Example: we take 5 recordings of the CPU utilization at random intervals over the course of a minute. We do this for 15 minutes, keeping all fifteen samples. Using this will be able to tell whether or not CPU use is in steady state.

SYNOPSIS

 my $spc = new Statistics::SPC;
 $spc->n(5) # set the number of samples per set
 $spc->Uspec(.50); # CPU should not be above 50% utilization
 $spc->Lspec(.05); # CPU should not be below 5%
        # (0 is boring in an example)
 
 # Now feed training data into our object
 $return = $spc->history($history); # "train the system";
        # $history is ref to 2d array;
        # $return > 1 means process not likely to
        # meet the constraints of your specified
        # upper and lower bounds
 
 # now check to see if the the latest sample of CPU util indicates
        # CPU utilization was under control during the time of the sample
 
 $return = $spc->test($data); # check one sample of size n
        # $return < 0 there is something wrong with your data
        # $return == 0 the sample is "in control"
        # $return > 0 there are $return problems with the sample set
 

Possible problems with a sample set

The range (max - min) is not what we predicted:

The range of the data ($self->R) greater than our calculated upper limit on the intra-sample range ($self->UCLR);

The range of the data ($self->R) less than our calculated lower limit on the intra-sample range ($self->LCLR);

The average of the sample is not what we predicited:

The average of the sample set ($self->Xbar) is greater than our calculated upper limit ($self->UCLXbar)

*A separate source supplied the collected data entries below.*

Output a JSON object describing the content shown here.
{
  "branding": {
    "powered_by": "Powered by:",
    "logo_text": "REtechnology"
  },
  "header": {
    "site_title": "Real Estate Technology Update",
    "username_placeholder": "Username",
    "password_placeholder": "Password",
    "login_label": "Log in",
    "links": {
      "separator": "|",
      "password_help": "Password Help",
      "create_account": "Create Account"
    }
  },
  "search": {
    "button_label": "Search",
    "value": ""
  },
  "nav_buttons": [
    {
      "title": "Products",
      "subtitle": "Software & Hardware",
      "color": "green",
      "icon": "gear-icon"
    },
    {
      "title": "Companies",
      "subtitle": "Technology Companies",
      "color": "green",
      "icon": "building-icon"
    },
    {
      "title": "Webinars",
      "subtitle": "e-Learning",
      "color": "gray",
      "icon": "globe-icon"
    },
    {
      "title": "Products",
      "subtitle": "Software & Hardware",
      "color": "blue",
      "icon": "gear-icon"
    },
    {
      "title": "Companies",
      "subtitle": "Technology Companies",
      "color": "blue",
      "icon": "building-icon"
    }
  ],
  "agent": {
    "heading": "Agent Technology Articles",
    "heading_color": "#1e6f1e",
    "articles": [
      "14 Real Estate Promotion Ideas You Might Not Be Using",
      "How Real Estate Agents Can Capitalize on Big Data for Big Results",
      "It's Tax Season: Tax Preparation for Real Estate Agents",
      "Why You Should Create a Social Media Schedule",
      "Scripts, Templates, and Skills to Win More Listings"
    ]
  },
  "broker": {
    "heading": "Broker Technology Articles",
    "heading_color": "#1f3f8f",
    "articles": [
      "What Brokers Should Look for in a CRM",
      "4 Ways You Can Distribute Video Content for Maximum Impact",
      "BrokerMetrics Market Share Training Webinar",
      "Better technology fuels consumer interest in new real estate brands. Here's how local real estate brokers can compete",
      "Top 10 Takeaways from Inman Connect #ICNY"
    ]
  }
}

The average of the sample set ($self->Xbar) is less than our calculated upper limit ($self->LCLXbar)

The number of errors is not what we predicited:

The number of data that fall outside our specification (i.e. errors) ($self->p) is greater than our calculated upate limit ($self->UCLp)

The number of data that fall outside our specification (i.e. errors) ($self->p) is less than our calculated upate limit ($self->LCLp)

AUTHOR

Erich S. Morisse <emorisse@cpan.org>

COPYRIGHT and LICENSE

Copyright (c) 2007 Erich Morisse

This program is free software; you can redistribute it and/or modify it under the terms of the GNU General Public License as published by the Free Software Foundation; either version 2 of the License, or (at your option) any later version.

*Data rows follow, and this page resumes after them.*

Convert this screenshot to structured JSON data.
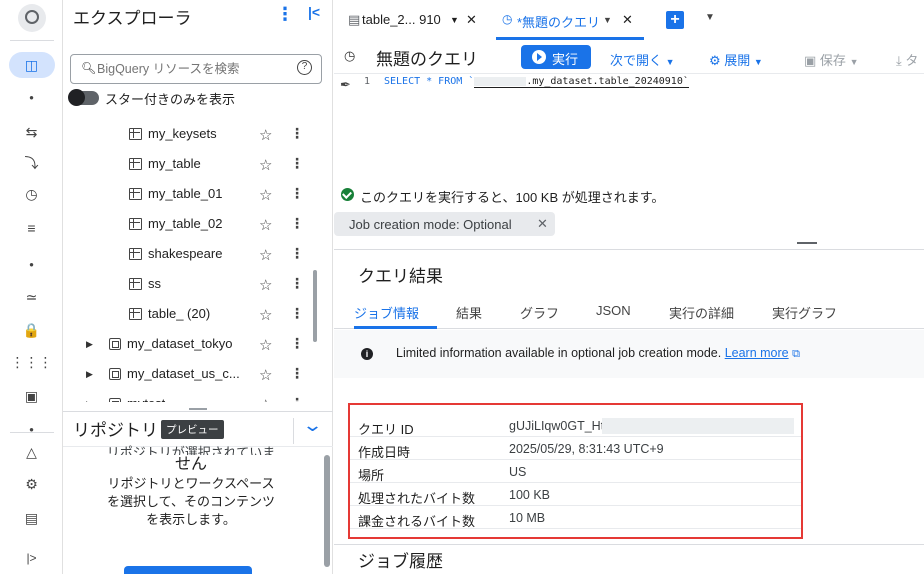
{
  "explorer": {
    "title": "エクスプローラ",
    "search_placeholder": "BigQuery リソースを検索",
    "starred_toggle_label": "スター付きのみを表示",
    "items": [
      {
        "label": "my_keysets",
        "type": "table",
        "indent": 1
      },
      {
        "label": "my_table",
        "type": "table",
        "indent": 1
      },
      {
        "label": "my_table_01",
        "type": "table",
        "indent": 1
      },
      {
        "label": "my_table_02",
        "type": "table",
        "indent": 1
      },
      {
        "label": "shakespeare",
        "type": "table",
        "indent": 1
      },
      {
        "label": "ss",
        "type": "table",
        "indent": 1
      },
      {
        "label": "table_ (20)",
        "type": "sharded",
        "indent": 1
      },
      {
        "label": "my_dataset_tokyo",
        "type": "dataset",
        "indent": 0
      },
      {
        "label": "my_dataset_us_c...",
        "type": "dataset",
        "indent": 0
      },
      {
        "label": "mytest",
        "type": "dataset",
        "indent": 0
      }
    ]
  },
  "repository": {
    "title": "リポジトリ",
    "badge": "プレビュー",
    "message_clipped": "リポジトリが選択されていま",
    "message_line2": "せん",
    "message_body": [
      "リポジトリとワークスペース",
      "を選択して、そのコンテンツ",
      "を表示します。"
    ]
  },
  "tabs": [
    {
      "label": "table_2... 910",
      "icon": "table-icon",
      "active": false
    },
    {
      "label": "*無題のクエリ",
      "icon": "query-icon",
      "active": true
    }
  ],
  "toolbar": {
    "title": "無題のクエリ",
    "run": "実行",
    "open_in": "次で開く",
    "expand": "展開",
    "save": "保存",
    "overflow": "タ"
  },
  "editor": {
    "line_number": "1",
    "code_prefix": "SELECT * FROM `",
    "code_suffix": ".my_dataset.table_20240910`"
  },
  "validator": {
    "message": "このクエリを実行すると、100 KB が処理されます。"
  },
  "chip": {
    "label": "Job creation mode: Optional"
  },
  "results": {
    "title": "クエリ結果",
    "tabs": [
      "ジョブ情報",
      "結果",
      "グラフ",
      "JSON",
      "実行の詳細",
      "実行グラフ"
    ],
    "active_tab": "ジョブ情報",
    "info_text": "Limited information available in optional job creation mode.",
    "info_link": "Learn more",
    "job_info": [
      {
        "key": "クエリ ID",
        "value": "gUJiLIqw0GT_HtbU"
      },
      {
        "key": "作成日時",
        "value": "2025/05/29, 8:31:43 UTC+9"
      },
      {
        "key": "場所",
        "value": "US"
      },
      {
        "key": "処理されたバイト数",
        "value": "100 KB"
      },
      {
        "key": "課金されるバイト数",
        "value": "10 MB"
      }
    ],
    "history_title": "ジョブ履歴"
  },
  "colors": {
    "accent": "#1a73e8",
    "highlight_box": "#e53935",
    "success": "#188038"
  }
}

This program is distributed in the hope that it will be useful, but WITHOUT ANY WARRANTY; without even the implied warranty of MERCHANTABILITY or FITNESS FOR A PARTICULAR PURPOSE. See the GNU General Public License for more details.

You should have received a copy of the GNU General Public License along with this program; if not, write to the Free Software Foundation, Inc., 51 Franklin Street, Fifth Floor, Boston, MA 02110-1301, USA.